Беззаботная мордашка Диего утрачивает улыбку. Призадумываясь на несколько мгновений, парень будто вглядывается в незримую даль океанического простора.
– Слишком правильная. Не для этой жизни, – просто говорит он.
Склонив голову набок, Шрам прищуривается. Емкость ответа возбуждает его любознательность. Нужны подробности. Решив выведать побольше сведений, он закидывает Диего вопросами, легко отделяя для себя главное от второстепенного. Парень понимает интерес шефа. Утаивать ему нечего. Да и есть ли в том смысл?
Вытащив из Диего всю информацию, какую тот был в состоянии ему дать, отпуская после обстоятельного допроса, Шрам раскладывает на столе рабочие бумаги и крепко задумывается. Чувствительные мысли о блондиночке текут поверх срочных дел. Неудовлетворенность прошлого лета вцепилась в корень ржавым рыболовным крючком. Не отпускает.
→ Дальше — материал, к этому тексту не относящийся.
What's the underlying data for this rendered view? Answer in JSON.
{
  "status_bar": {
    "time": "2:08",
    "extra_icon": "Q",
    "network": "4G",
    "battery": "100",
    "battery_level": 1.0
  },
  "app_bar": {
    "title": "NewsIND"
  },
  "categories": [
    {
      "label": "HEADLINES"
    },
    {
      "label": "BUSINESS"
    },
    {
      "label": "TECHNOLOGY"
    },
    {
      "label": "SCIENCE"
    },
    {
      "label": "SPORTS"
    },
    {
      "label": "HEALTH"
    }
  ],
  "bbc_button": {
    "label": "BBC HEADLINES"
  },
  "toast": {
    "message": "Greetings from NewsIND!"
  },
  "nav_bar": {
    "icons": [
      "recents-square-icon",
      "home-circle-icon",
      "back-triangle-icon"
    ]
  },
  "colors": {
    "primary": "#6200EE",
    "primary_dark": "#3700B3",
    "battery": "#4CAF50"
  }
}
В дверях появляется респектабельного вида грузный бородач шестидесяти лет в элегантном светло-сером костюме и светлой рубашке с очень дорогими запонками. Из-за густой седины, клочковато-проступающей на голове, одутловатых щеках и двойном подбородке, он кажется бурым. Льдисто-серые глаза слегка навыкате.
Любопытный как барсук и такой же всеядный по части сплетен и новостей – это Маер – не последний человек среди криминальных отцов города. Легко пронеся в пространстве на первый взгляд неуклюжее тело, Маер шумно плюхается в кожаное кресло рядом со столом и быстро понимает, что Шрам не настроен на разговор.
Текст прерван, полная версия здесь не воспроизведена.